Örgütün, Genel Komite üyesi arkadaşlarının Malatya’ya gidişlerini bilen tek kişi kendisiydi. İlker’i katliamın olduğu postaneye yönlendiren, ihbarı adım adım takip eden kendisiydi. Örgütün tüm önder kadrosu katliamda öldürülürken, itirafçı-katil muhbir Engin Erkiner, Genel Komite üyesi olmasına rağmen aranmamıştır, sorulmamıştır. Üstelik İlker Akman’ın ablasıyla evliydi. TMMBO’da abisini yakın mühendis arkadaşlarından ( özellikle bu gün Anakara’nın ünlü bir ilçesinin belediye başkanı) İhbarı yapanın Engin Erkiner olduğunu öğrenen İlker Akman’ın ablası, kocası itirafçı Engin Erkiner’in suratına tükürüp, boşamıştır.

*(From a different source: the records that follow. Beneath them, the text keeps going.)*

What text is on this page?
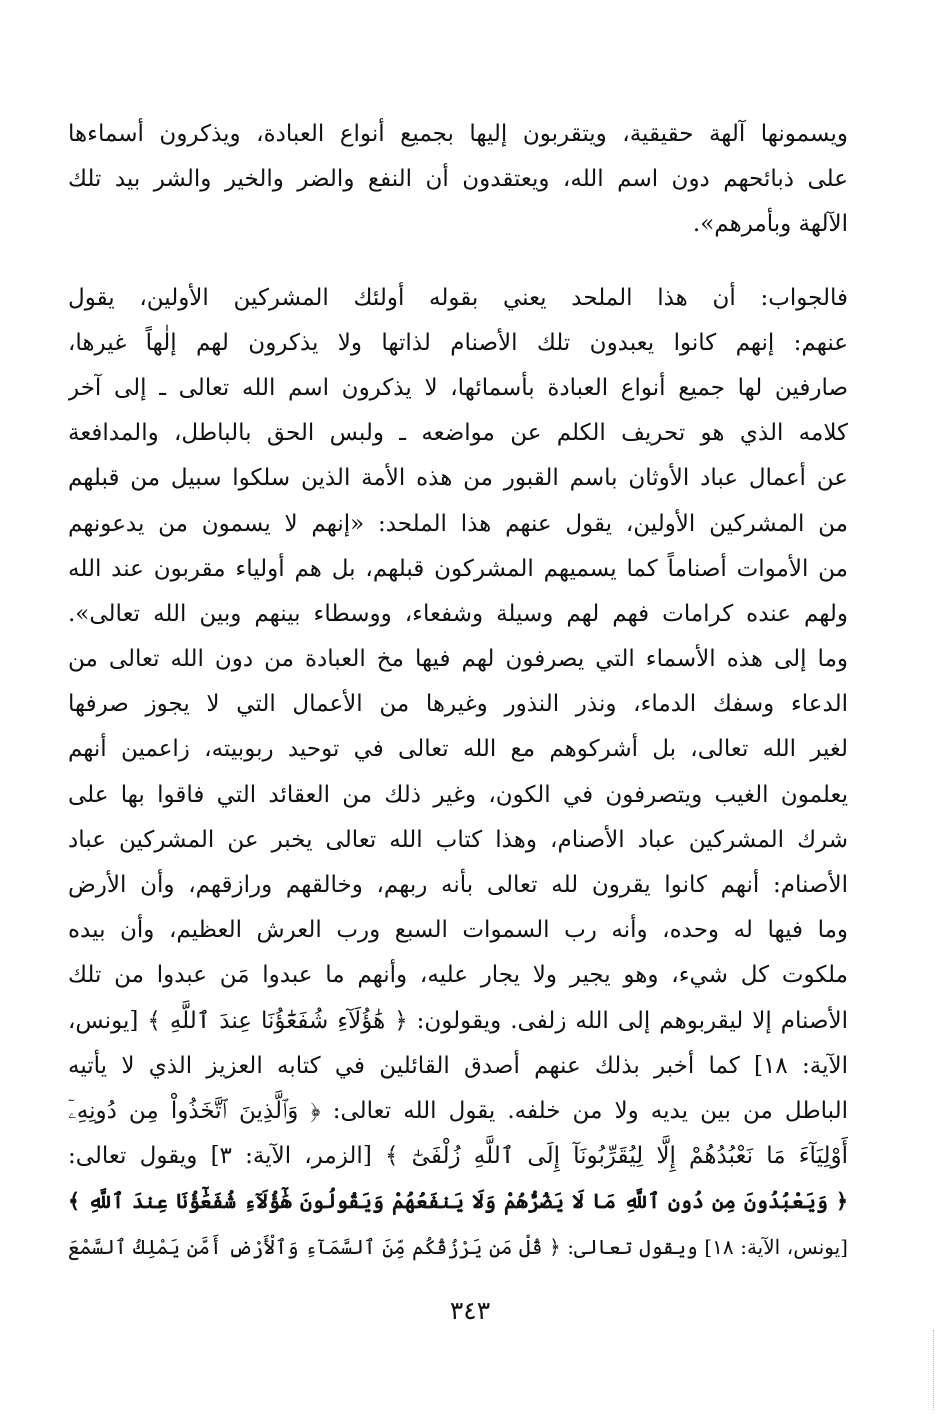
ويسمونها آلهة حقيقية، ويتقربون إليها بجميع أنواع العبادة، ويذكرون أسماءها
على ذبائحهم دون اسم الله، ويعتقدون أن النفع والضر والخير والشر بيد تلك
الآلهة وبأمرهم».
فالجواب: أن هذا الملحد يعني بقوله أولئك المشركين الأولين، يقول
عنهم: إنهم كانوا يعبدون تلك الأصنام لذاتها ولا يذكرون لهم إلٰهاً غيرها،
صارفين لها جميع أنواع العبادة بأسمائها، لا يذكرون اسم الله تعالى ـ إلى آخر
كلامه الذي هو تحريف الكلم عن مواضعه ـ ولبس الحق بالباطل، والمدافعة
عن أعمال عباد الأوثان باسم القبور من هذه الأمة الذين سلكوا سبيل من قبلهم
من المشركين الأولين، يقول عنهم هذا الملحد: «إنهم لا يسمون من يدعونهم
من الأموات أصناماً كما يسميهم المشركون قبلهم، بل هم أولياء مقربون عند الله
ولهم عنده كرامات فهم لهم وسيلة وشفعاء، ووسطاء بينهم وبين الله تعالى».
وما إلى هذه الأسماء التي يصرفون لهم فيها مخ العبادة من دون الله تعالى من
الدعاء وسفك الدماء، ونذر النذور وغيرها من الأعمال التي لا يجوز صرفها
لغير الله تعالى، بل أشركوهم مع الله تعالى في توحيد ربوبيته، زاعمين أنهم
يعلمون الغيب ويتصرفون في الكون، وغير ذلك من العقائد التي فاقوا بها على
شرك المشركين عباد الأصنام، وهذا كتاب الله تعالى يخبر عن المشركين عباد
الأصنام: أنهم كانوا يقرون لله تعالى بأنه ربهم، وخالقهم ورازقهم، وأن الأرض
وما فيها له وحده، وأنه رب السموات السبع ورب العرش العظيم، وأن بيده
ملكوت كل شيء، وهو يجير ولا يجار عليه، وأنهم ما عبدوا مَن عبدوا من تلك
الأصنام إلا ليقربوهم إلى الله زلفى. ويقولون: ﴿ هَٰؤُلَآءِ شُفَعَٰٓؤُنَا عِندَ ٱللَّهِ ﴾ [يونس،
الآية: ١٨] كما أخبر بذلك عنهم أصدق القائلين في كتابه العزيز الذي لا يأتيه
الباطل من بين يديه ولا من خلفه. يقول الله تعالى: ﴿ وَٱلَّذِينَ ٱتَّخَذُواْ مِن دُونِهِۦٓ
أَوْلِيَآءَ مَا نَعْبُدُهُمْ إِلَّا لِيُقَرِّبُونَآ إِلَى ٱللَّهِ زُلْفَىٰٓ ﴾ [الزمر، الآية: ٣] ويقول تعالى:
﴿ وَيَعْبُدُونَ مِن دُونِ ٱللَّهِ مَا لَا يَضُرُّهُمْ وَلَا يَنفَعُهُمْ وَيَقُولُونَ هَٰٓؤُلَآءِ شُفَعَٰٓؤُنَا عِندَ ٱللَّهِ ﴾
[يونس، الآية: ١٨] ويقول تعالى: ﴿ قُلْ مَن يَرْزُقُكُم مِّنَ ٱلسَّمَآءِ وَٱلْأَرْضِ أَمَّن يَمْلِكُ ٱلسَّمْعَ
٣٤٣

İtirafçi-katil muhbir Engin Erkiner’e bunun üzerine MİT’ten ödül olarak kısa süreli askeri hizmet layık görülmüştür. Bu kısa süre sonra örgütten geride kalanların tasfiyesi görevine bir kez daha dönmüştür. Acilciler örgütünün ölü ya da diri olarak tamamen tasfiye edilmesi için belirlenen tarih 1977 yılıdır. Bu tarihi Türkiye devrimci hareketi çok iyi bilir; 1 Mayıs 1977 de bu dönemin kıyımları arasındadır.
3.
Engin Erkiner, İlkerleri katleden ihbarı yaptıktan sonra, “kısa süreli askerlik” ödülüyle mükafatlandırılmıştır. Askerlik dönüşü ise, örgütün Ankara biriminden geriye kalan kadro ve militanları ölü ya da diri olarak tasfiye etmek için göreve koşuldu. Rıza Salman’ı ihbar etti; Rıza Salman onurlu bir yönetici olarak direndi, Acilci geleneğin dik duruşunu sergiledi, işkencede ser verdi sır vermedi. (Siyasi tüm ihtilaflar bir yana bu gerçeği tarihe teslim etmek gerek), Yüksel Eriş hoca Trabzon’da bomba patlaması sonucu şehit oldu. 24 Mart 1977’de Ömür Karamollaoğlu da bomba patlaması sonucu şehit oldu. Böylece örgütün ikinci kuşak yöneticilerini de tasfiye etti. Örgütte Rıza Salman ve Yüksel Eriş’le birlikte Genel komite üyesi olmasına rağmen ne arandı ne soruldu. Tersine örgütün İstanbul’da geride kalan kadro ve militanlarını yakalatmak için görevlendirildi.
4.
İstanbul’a gelir gelmez MİT ajanı İbrahim Yalçın’la tanıştırıldı. İstanbul önemli ve geniş bir alandı. Bu ikili, bin bir emekle yetiştirdiğimiz Güney bölgesi kadrolarını da yanlarına alarak banka soygununa girdi. 4 saat sonra da, herkes yakalanmış oldu. Silahlar, paralar, kadro, yönetici, militan sempatizan dost akraba herkesin tek tek adı verildi. 20 sayfalık itirafnamesiyle rüyalarını bile anlattı. Tarih 19 Ağustos 1977. Bu günüde bu itirafçı-Katil muhbirin doğum günü ilan ettik; İtirafçı, işine şu sözlerle başladı; “Emniyet kuvvetlerine yardım maksadıyla yakalandığım günün akşamı ve onu takip eden günde aşağıda sıralayacağım evleri bulmaları bakımından polise yardım ettim” (Engin Erkiner Polis İfadesi, s:16)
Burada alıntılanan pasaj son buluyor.